3PM-4:30PM  jubilat/Jones reading with  Ellen Doré Watson and Rafael Campo at Jones Library  

Each year the jubilat/Jones Reading series holds six readings at Amherst's Jones Library. Readings are followed by a question and answer session during which visitors can talk with the poets. All readings are free and open to the public. 

About Rafael CampoDr. Campo teaches and practices medicine at Harvard Medical School and Beth Israel Deaconess Medical Center in Boston.  Author of eight highly acclaimed books, he is the recipient of many honors and awards, including a Guggenheim fellowship, an honorary Doctor of Literature degree from Amherst College, a National Poetry Series award, and a Lambda Literary Award for his poetry; his third collection of poetry, Diva (Duke University Press, 2000), was a finalist for the National Book Critics Circle Award.  His work appears in numerous anthologies, including in the Best American Poetry and Pushcart Prize series, and in periodicals such as American Poetry Review, The Hudson Review, The Nation, The New Republic, The New York Times Magazine, The Paris Review, POEM (UK), Poetry, The Poetry Review (UK),,, The Threepenny Review, and elsewhere.  He lectures widely, at such distinguished venues as the Folger Shakespeare Library, the Library of Congress, and the 92nd Street Y in New York.
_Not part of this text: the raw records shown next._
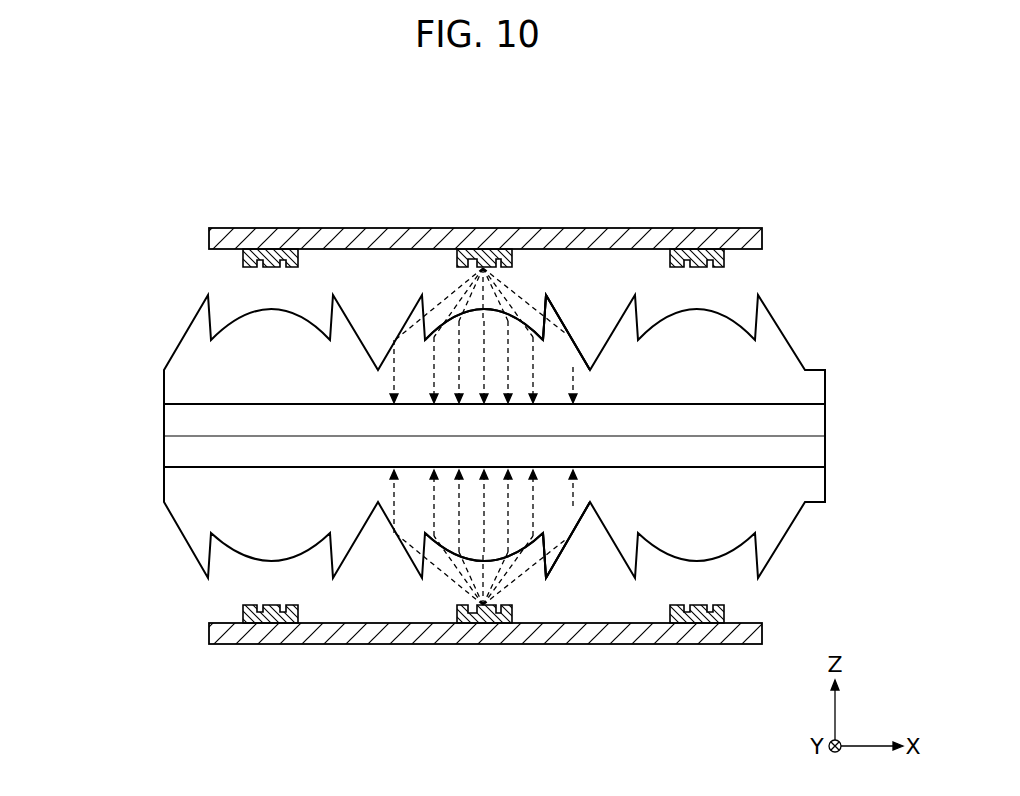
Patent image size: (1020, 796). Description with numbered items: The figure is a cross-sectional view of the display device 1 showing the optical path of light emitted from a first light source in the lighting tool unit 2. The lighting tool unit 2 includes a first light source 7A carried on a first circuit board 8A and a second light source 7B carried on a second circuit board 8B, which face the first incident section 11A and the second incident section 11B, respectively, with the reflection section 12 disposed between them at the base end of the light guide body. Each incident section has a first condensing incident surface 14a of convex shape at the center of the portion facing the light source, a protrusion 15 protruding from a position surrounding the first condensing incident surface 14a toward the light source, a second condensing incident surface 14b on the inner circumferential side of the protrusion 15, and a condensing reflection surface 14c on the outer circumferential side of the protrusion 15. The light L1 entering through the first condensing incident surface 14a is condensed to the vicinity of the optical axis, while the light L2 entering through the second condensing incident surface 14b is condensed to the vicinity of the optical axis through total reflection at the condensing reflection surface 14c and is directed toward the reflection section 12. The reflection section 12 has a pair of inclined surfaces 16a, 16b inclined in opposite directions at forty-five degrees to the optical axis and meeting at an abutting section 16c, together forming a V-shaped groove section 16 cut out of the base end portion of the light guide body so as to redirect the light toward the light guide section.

The display device 1 is at (494, 342).
The lighting tool unit 2 is at (208, 182).
The first light source 7A is at (270, 252).
The second light source 7B is at (273, 620).
The first circuit board 8A is at (762, 238).
The second circuit board 8B is at (762, 633).
The first incident section 11A is at (306, 300).
The second incident section 11B is at (228, 574).
The reflection section 12 is at (416, 433).
The first condensing incident surface 14a is at (495, 310).
The second condensing incident surface 14b is at (543, 308).
The condensing reflection surface 14c is at (560, 318).
The protrusion 15 is at (547, 330).
The V-shaped groove section 16 is at (416, 433).
The inclined surface 16a is at (193, 415).
The inclined surface 16b is at (457, 475).
The abutting section 16c is at (193, 437).
The light L1 is at (562, 347).
The light L2 is at (573, 367).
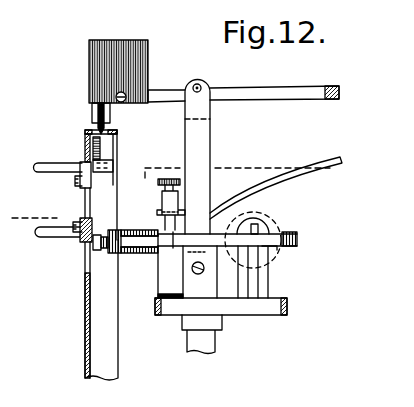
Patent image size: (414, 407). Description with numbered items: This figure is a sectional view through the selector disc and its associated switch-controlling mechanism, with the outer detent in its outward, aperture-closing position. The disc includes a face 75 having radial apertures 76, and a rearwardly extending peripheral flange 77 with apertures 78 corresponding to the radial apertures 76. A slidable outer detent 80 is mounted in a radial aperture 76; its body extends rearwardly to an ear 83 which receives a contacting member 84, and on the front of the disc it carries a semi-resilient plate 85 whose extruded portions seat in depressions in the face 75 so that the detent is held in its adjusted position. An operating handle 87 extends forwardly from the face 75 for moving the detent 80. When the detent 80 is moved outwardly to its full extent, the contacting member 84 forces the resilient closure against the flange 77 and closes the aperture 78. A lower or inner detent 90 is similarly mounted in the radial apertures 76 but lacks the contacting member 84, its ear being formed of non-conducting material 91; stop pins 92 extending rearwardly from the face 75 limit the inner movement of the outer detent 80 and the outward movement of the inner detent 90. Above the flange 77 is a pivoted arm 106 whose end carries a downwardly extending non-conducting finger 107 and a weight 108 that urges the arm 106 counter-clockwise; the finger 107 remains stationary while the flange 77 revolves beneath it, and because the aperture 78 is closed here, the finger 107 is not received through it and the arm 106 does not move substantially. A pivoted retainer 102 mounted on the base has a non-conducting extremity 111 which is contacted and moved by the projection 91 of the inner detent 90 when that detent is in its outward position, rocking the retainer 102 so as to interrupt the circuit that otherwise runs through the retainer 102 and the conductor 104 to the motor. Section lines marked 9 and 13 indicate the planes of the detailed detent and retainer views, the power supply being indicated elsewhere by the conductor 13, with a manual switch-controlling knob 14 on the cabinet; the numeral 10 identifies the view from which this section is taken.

The machine 10 is at (106, 2).
The weight 108 is at (102, 72).
The pivoted arm 106 is at (260, 94).
The non-conducting finger 107 is at (108, 113).
The peripheral flange 77 is at (112, 131).
The aperture 78 is at (91, 131).
The semi-resilient plate 85 is at (83, 162).
The contacting member 84 is at (100, 147).
The ear 83 is at (113, 166).
The operating handle 87 is at (50, 164).
The outer detent 80 is at (88, 181).
The stop pin 92 is at (93, 218).
The lower detent 90 is at (46, 234).
The radial aperture 76 is at (86, 268).
The face 75 is at (83, 308).
The non-conducting material 91 is at (101, 251).
The non-conducting extremity 111 is at (150, 251).
The pivoted retainer 102 is at (298, 238).
The manual switch-controlling knob 14 is at (272, 225).
The conductor 104 is at (290, 174).
The section line 9- 9 is at (22, 147).
The conductor 13 is at (363, 170).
His fifth book of poetry, The Enemy, was awarded the Sheila Motton Book Prize for the best collection of poetry published in 2007 by the New England Poetry Club, one of America’s oldest poetry organizations.  He has received the Nicholas E. Davies Memorial Scholar Award from the American College of Physicians, for outstanding humanism in medicine; he has also won the 2013 Hippocrates Open International Prize, one of the highest value awards for a single poem in the world, for original verse that addresses a medical theme.  His collection of poems Alternative Medicine was the subject of feature stories on NPR, PBS NewsHour and the CBC’s Sunday Edition radio show. His poetry has been translated into Spanish, French, Italian, German, Chinese, and Turkish.  His new an selected volume of poetry Comfort Measures Only will be published by Duke University Press in 2018.  He currently serves as Director of Literature and Writing Programs of the Arts and Humanities Initiative  at Harvard Medical School. 
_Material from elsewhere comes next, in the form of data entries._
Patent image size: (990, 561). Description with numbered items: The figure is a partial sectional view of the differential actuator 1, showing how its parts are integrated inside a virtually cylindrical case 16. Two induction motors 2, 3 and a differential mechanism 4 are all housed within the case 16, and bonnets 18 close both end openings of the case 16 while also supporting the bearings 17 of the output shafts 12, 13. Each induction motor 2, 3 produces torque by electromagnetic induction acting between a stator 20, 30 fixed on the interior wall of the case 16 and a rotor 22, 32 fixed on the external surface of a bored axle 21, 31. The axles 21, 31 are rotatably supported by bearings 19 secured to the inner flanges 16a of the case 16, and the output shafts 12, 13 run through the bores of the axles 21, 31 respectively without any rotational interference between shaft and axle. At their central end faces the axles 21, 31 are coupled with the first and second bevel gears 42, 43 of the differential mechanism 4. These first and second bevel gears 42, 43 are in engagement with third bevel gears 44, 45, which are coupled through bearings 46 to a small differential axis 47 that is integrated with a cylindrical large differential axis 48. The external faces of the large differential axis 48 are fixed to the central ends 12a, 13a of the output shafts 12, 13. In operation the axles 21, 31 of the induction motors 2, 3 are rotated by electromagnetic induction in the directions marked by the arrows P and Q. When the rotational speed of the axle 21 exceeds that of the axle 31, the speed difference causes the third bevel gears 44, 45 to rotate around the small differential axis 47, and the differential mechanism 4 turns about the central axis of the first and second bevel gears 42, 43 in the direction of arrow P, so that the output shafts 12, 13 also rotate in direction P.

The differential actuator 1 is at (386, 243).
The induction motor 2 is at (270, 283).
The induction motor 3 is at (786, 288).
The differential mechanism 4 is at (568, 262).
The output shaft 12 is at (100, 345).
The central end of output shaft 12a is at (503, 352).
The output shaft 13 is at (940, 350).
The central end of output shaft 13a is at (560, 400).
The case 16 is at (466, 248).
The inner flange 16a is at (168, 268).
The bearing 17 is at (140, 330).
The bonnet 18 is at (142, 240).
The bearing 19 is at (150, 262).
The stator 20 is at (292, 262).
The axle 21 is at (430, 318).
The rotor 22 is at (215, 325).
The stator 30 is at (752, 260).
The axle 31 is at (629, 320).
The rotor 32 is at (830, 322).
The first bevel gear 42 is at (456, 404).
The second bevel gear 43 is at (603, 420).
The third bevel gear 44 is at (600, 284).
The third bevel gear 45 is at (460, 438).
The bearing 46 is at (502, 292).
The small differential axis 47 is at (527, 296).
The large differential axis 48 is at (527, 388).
About Ellen Doré Watson: Ellen Doré Watson is the author of five full-length collections of poems, most recently, pray me stay eager, from Alice James Books. Earlier works include Dogged Hearts, from Tupelo Press, This Sharpening, also from Tupelo, and two from Alice James Books, We Live in Bodies and Ladder Music, winner of the New England/New York award. Watson’s journal appearances include APR, Tin House, Orion, Field, Ploughshares and The New Yorker. Among her honors are a Rona Jaffe Writers Award, fellowships to the MacDowell Colony and to Yaddo, and a National Endowment for the Arts Translation Fellowship. She has translated nine volumes from Brazilian Portuguese, most notably the poetry of Adélia Prado, including The Alphabet in the Park (Wesleyan University Press), Ex-Voto (Tupelo), and, most recently The Mystical Rose, from the UK poetry publisher Bloodaxe Books. Watson serves as poetry and translation editor of The Massachusetts Review and core faculty at Drew University’s Low-Residency Master of Fine Arts in Poetry and Translation.